Meanwhile, Brandt's unit locates Claudio's compound and launches an attack. During the ensuing shootout, Selena helps free Brewer and, along with Brandt, travels back to the State Department in Washington, D.C. to help the search effort for Claudio. Selena identifies Union Station as the target, and the FBI investigates. On the pretense of using the lavatory, Selena excuses herself from the command room and becomes irritated when Mauro refuses to come with her. When Brewer sees Selena make the same gesture as the masked man who claimed to be El Lobo in the tape, he realizes that she was the Wolf all along, and Claudio serves as her figurehead, and that the entire motive behind their cause is personal revenge for the death of their daughter at the hands of the US. Furthermore, Brewer surmises the real target is the State Department, and that he was used to help Selena get past the building's security. Brewer quickly throws Mauro's bomb-laden toy dinosaur out a window seconds before it explodes. Brandt, realizing Brewer's suspicions, is shot and killed trying to stop Selena from fleeing the building.

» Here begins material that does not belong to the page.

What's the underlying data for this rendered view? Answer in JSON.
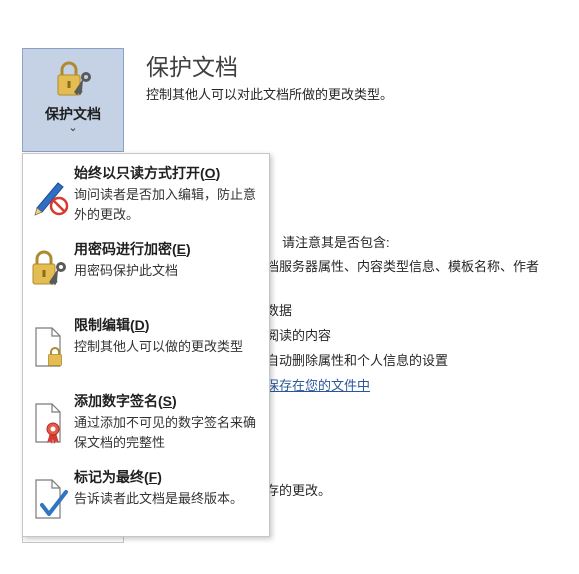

Brewer chases Selena to the basement of the building where she and Claudio ride off through the tunnels on a motorcycle. Brewer finds the tunnel control console and shuts the gates, preventing their escape. Brewer uses an axe to rupture some gas lines along the walls of the tunnel and, as they ride back, Selena shoots at Brewer, unwittingly igniting the gas. Brewer jumps through a doorway just as the entire tunnel explodes. Selena and Claudio survive the blast, however, and attack him simultaneously. After a short, hand-to-hand fight, Selena is electrocuted by being tossed on the exposed circuitry of the control panel, and Claudio is himself killed when Brewer throws an axe into his chest before he can detonate a second bomb in the State Department.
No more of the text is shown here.